No, desde ayer llevo riéndome y gozándome de la desgracia de alguien, que, sin dejar de ser una persona corriente (no parece excepcional en ningún sentido), lo de normal ya habría que pensarlo mejor, se ha erigido ante mis ojos en representante de toda una clase de personas de las que toda mi vida he estado esperando poder mofarme. Porque sí, yo tengo tan poco que perder que me puedo permitir el lujo de llamar a las cosas por su nombre sin enredarme en discursos farragosos: lo mío no es humor negro; es puro y simple sarcasmo. Soy consciente de que lo he convertido en un chivo expiatorio y, por eso, y porque una es tan débil de carácter que a poco que se descuide puede terminar sintiendo compasión por él, es necesario no cebarse excesivamente en su desgracia. El linchamiento moral debe tener unos límites razonables y estrictos. Ante todo es fundamental no convertirlo en una víctima. Porque entonces perdería toda su gracia (aunque puede que entonces al que le hiciera gracia fuera a él; bueno, a él no, a otro como él).

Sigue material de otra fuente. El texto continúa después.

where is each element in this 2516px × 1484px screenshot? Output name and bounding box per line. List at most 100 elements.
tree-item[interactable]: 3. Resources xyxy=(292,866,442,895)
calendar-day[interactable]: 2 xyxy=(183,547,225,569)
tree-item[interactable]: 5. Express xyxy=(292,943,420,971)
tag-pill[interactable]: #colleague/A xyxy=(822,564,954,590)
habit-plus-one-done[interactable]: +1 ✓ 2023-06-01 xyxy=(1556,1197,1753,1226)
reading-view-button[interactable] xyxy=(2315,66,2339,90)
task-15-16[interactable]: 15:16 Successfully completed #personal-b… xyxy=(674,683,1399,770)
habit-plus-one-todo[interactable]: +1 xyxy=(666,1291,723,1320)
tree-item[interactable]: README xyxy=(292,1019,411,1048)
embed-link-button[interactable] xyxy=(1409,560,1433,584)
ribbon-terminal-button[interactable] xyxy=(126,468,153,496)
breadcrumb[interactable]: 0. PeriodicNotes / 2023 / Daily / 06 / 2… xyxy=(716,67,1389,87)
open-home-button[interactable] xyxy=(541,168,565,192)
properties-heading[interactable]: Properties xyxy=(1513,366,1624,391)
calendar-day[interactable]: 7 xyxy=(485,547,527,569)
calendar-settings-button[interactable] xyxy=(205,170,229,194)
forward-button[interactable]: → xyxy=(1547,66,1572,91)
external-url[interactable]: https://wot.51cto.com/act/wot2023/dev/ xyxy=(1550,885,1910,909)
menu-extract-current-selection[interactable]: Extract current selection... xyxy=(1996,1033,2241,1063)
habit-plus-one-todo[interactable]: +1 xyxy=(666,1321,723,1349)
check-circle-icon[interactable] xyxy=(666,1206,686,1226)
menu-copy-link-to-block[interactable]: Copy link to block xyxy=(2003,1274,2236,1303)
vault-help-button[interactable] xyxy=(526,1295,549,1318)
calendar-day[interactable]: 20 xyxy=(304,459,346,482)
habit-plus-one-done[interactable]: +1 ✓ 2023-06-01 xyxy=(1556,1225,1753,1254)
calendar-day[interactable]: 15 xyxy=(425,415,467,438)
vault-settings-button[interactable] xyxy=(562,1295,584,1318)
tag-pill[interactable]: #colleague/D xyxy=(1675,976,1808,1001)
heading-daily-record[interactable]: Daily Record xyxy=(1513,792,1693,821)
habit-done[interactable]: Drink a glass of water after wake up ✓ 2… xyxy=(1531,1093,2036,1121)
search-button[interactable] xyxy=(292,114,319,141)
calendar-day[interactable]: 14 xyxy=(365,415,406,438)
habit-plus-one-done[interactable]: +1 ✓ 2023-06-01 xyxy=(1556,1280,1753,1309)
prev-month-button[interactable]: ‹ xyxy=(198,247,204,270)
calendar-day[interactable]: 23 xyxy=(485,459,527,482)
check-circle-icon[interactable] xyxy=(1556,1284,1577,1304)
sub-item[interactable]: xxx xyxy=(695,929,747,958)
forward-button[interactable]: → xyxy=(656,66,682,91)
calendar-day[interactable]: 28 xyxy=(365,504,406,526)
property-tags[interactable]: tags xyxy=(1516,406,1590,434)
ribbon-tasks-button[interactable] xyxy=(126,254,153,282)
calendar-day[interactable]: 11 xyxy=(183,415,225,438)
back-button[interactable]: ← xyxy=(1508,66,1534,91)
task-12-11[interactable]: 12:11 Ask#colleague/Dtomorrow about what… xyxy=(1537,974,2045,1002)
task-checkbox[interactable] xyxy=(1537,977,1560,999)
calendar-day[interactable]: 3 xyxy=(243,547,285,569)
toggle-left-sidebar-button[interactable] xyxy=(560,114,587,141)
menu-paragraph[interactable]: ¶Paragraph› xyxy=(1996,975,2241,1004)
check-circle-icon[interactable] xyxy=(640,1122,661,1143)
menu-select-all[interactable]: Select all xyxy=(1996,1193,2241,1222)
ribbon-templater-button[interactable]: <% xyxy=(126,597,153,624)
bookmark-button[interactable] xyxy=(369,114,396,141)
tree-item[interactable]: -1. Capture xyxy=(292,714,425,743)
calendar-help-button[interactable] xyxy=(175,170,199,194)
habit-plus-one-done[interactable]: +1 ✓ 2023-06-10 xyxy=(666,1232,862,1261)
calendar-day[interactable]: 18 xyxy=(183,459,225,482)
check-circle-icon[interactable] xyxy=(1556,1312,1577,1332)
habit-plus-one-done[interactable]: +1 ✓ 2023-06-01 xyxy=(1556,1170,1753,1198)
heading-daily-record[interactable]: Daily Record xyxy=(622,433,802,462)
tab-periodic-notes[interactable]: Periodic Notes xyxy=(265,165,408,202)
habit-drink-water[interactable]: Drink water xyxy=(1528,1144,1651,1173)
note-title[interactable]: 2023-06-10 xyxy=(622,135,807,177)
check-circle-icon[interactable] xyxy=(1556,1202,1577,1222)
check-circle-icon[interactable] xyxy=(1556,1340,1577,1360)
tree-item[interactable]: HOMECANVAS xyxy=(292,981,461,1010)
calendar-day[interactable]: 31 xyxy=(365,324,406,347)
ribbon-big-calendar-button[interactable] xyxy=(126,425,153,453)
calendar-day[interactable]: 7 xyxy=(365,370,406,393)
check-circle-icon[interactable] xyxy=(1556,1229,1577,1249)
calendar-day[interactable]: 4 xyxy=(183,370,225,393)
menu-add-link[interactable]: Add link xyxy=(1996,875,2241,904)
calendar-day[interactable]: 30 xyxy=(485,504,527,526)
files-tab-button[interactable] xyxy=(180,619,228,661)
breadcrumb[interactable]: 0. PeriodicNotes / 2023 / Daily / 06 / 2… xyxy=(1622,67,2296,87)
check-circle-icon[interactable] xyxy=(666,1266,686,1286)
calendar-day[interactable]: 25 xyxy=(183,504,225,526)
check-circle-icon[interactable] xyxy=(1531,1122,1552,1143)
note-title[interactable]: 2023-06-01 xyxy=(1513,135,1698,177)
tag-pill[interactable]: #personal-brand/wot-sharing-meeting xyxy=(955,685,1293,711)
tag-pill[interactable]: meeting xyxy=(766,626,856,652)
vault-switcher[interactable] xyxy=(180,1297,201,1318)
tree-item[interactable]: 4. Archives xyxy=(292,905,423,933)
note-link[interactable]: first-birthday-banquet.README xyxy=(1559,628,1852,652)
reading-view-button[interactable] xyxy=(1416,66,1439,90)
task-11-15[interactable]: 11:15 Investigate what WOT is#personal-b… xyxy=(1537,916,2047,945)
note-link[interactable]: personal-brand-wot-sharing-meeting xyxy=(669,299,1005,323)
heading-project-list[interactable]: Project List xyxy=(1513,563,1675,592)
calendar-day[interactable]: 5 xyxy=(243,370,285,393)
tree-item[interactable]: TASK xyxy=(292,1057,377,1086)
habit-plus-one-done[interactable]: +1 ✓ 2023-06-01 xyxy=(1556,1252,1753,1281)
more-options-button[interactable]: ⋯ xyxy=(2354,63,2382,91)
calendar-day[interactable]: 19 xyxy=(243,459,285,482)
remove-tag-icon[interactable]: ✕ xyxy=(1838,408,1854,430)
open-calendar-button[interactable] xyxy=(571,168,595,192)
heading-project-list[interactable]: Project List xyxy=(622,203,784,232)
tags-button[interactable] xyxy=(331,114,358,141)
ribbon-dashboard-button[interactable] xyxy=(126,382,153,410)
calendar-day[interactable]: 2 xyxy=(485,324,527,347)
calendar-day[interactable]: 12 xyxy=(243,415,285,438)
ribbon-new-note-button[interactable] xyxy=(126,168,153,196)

He recordado a ese par de niños de mi barrio que dedicaban buena parte de su tiempo libre a derribar a pedradas a algún pájaro o gato (correctamente contextualizado: a verificar la ley física de la acción y reacción) o a orinar sobre los hormigueros (correctamente contextualizado: estudiar las situaciones de pánico en sociedades gregarias). A mi memoria han vuelto también aquellas entrañables compañeras de clase (convertidas hoy, por lo menos alguna que a duras penas he reconocido por la calle, en ajadas y teñidas marujas) expertas en la detección de los rasgos más llamativos y diferenciales de las más débiles y en su pública y amena difusión (correctamente contextualizado: comprobaban el alcance del darwinisimo social y lo sometían a debate). Tampoco he olvidado a aquellas “amigas de una amiga” que, ante el relato indignado de una compañera (que por entonces hacía el MIR) de las terribles deformaciones en recién nacidos que se había encontrado por enfermades no tratadas en sus madres, hicieron unos chistes cuya gracia todavía estoy procesando. La correcta contextualización de esto sería, supongo, que ni mi amiga médico ni yo tenemos imaginación ni sentido del humor.
En fin, todos ellos vinieron a unirse en la figura que, con todo el aspecto de un orondo páter familias de Oriente Medio, balbuceaba un discurso difícil de seguir en el que se mezclaban confusamente afirmaciones de lo que él no era (porque lo parecería), contextos que a nadie importaban, disculpas por errores no claramente definidos o reconocidos, y, sobre todo, temor y sorpresa. Lo suyo en la concejalía de cultura del Ayuntamiento de Madrid ha sido un gatillazo en toda regla a la vista de su discurso, cómicamente similar al que los varones en tales casos se sienten obligados a pronunciar.
Sr. Zapata, ha conseguido poner los dientes largos a sus oponentes políticos (la mayoría de los cuales estarán más o menos a su altura moral, así que difícilmente soltarán la presa), ha dado el fin de semana a la recién estrenada alcadesa (a la que ha obligado a adoptar el papel de una tutora de instituto), pero a mí me ha hecho pasar un buen rato y me ha ayudado a arrancar una espinita que tenía clavada. Gracias.